Siara Isaac EPFL/Alain Herzog 2023
Eine Möglichkeit der Reaktion besteht darin, den Spiess umzudrehen, indem man eine unangemessene Bemerkung für die Person, die sie gemacht hat, peinlich macht. Dies kann geschehen, indem man seinen Standpunkt erklärt, seine Werte darlegt, seine Grenzen bekräftigt oder die Person bittet, sorgfältig darüber nachzudenken, was sie gerade gesagt hat. «Ich war schon immer jemand, der solche Kommentare und Verhaltensweisen nicht auf sich beruhen lässt, egal ob sie an mich oder an jemand anderen gerichtet sind», sagt Manzolini, «aber was sich durch den Workshop geändert hat, ist, dass ich neue Methoden gelernt habe. Zum Beispiel habe ich vor kurzem eine Methode ausprobiert – ich habe gesagt, wie ich mich bei einer diskriminierenden Bemerkung fühle – und es hat wirklich gut funktioniert. Das hatte ich vorher noch nie gemacht.»

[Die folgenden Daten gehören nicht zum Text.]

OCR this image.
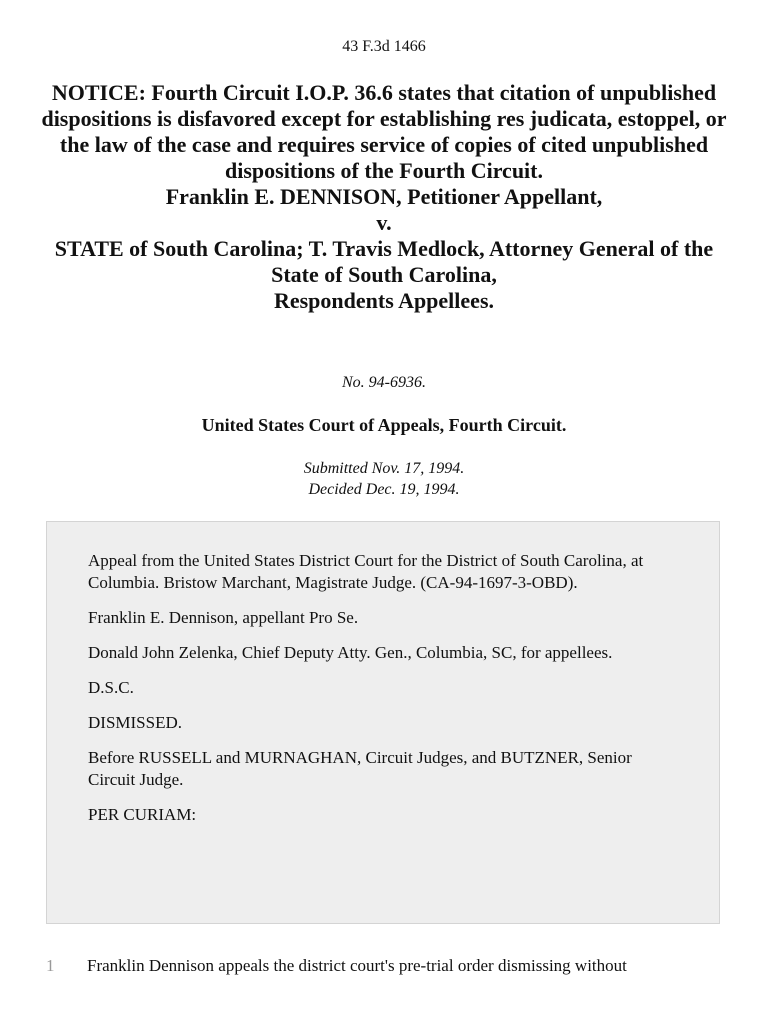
43 F.3d 1466
NOTICE: Fourth Circuit I.O.P. 36.6 states that citation of unpublished dispositions is disfavored except for establishing res judicata, estoppel, or the law of the case and requires service of copies of cited unpublished dispositions of the Fourth Circuit.
Franklin E. DENNISON, Petitioner Appellant,
v.
STATE of South Carolina; T. Travis Medlock, Attorney General of the State of South Carolina,
Respondents Appellees.
No. 94-6936.
United States Court of Appeals, Fourth Circuit.
Submitted Nov. 17, 1994.
Decided Dec. 19, 1994.

Appeal from the United States District Court for the District of South Carolina, at Columbia. Bristow Marchant, Magistrate Judge. (CA-94-1697-3-OBD).

Franklin E. Dennison, appellant Pro Se.

Donald John Zelenka, Chief Deputy Atty. Gen., Columbia, SC, for appellees.

D.S.C.

DISMISSED.

Before RUSSELL and MURNAGHAN, Circuit Judges, and BUTZNER, Senior Circuit Judge.

PER CURIAM:

1 Franklin Dennison appeals the district court's pre-trial order dismissing without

Da wir alle unbewussten Vorurteilen unterliegen, ist es auch wichtig zu wissen, was zu tun ist, wenn man selbst etwas Unpassendes sagt oder tut: Man sollte seinen Fehler erkennen, die Verantwortung dafür übernehmen und seine Absicht bekunden, sich zu ändern. Klingt einfach? Ist es auch – aber es braucht vielleicht etwas Übung.